This piece caught my eye at the Corning Museum of Glass. It was mounted in front of a lightbox and the colors of glass emerged in glowing layers. Before I started making mosaics, I made collages with magazine paper and the Gemmail technique is like having those scraps of paper turn to glass. Artist Jean Crotti wanted to incorporate light into his paintings in a new way and began working with thin glass glued and then fused, and called it Gemmail from combining the French words for gem and enamel(Gemmaux in the plural).
Crotti sought advice on the logistics of his technique with his neighbors, the Malherbe-Navarre family, physicists studying light and fluorescence.
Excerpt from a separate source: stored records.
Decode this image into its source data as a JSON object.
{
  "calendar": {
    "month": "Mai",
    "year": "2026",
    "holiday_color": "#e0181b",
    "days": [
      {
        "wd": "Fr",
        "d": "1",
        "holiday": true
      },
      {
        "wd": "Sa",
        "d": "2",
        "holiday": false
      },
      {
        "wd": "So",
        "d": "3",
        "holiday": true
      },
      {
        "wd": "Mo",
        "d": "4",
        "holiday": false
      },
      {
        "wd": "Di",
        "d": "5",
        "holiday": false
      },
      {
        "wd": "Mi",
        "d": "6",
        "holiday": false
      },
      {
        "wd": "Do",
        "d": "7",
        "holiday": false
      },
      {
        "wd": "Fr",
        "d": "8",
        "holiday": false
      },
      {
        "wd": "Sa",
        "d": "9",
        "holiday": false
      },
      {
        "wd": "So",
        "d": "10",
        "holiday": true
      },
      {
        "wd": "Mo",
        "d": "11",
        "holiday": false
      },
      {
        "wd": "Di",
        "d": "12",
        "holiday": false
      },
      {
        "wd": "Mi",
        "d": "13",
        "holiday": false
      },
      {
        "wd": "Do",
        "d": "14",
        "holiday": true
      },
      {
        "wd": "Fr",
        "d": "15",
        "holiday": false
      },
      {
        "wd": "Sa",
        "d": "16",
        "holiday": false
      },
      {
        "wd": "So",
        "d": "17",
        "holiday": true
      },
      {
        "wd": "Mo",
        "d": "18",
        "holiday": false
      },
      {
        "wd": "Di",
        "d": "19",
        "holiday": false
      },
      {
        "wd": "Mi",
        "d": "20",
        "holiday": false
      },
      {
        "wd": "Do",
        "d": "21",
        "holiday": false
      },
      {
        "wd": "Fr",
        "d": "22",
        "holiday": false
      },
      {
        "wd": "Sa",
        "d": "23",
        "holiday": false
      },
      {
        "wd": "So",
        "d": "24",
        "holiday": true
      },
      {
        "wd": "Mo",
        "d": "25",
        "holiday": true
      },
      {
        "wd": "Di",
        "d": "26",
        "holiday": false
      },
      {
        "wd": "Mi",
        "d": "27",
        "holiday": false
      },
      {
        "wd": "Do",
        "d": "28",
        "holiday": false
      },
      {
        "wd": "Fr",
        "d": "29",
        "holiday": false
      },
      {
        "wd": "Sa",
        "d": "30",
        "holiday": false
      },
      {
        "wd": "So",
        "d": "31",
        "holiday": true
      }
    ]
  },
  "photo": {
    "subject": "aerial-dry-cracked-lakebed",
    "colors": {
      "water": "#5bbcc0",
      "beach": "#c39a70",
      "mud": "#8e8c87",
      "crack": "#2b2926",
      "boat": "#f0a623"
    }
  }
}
Eventually Roger Malherbe-Navarre became the primary maker of Gemmail, and artists like Braque and Picasso were enchanted, and wanted to translate their paintings into glass and light.
A reviewer of a set of Gemmail windows, Winefride Wilson from a 1964 issue of Tablet, was ambivalent, torn between the wonder of the effect and concern that it reminded her of childhood kaleidoscopes, and hard to take seriously. I have no such reservations ~ I am on the side of wonder.
A Brief History of Gemmaux, Corning Museum of Glass
Jean Crotti Papers, Archives of American Art
I’ve never seen anything like this – it’s beautiful.
Agreed! Nothing wrong with kaleidoscope colors!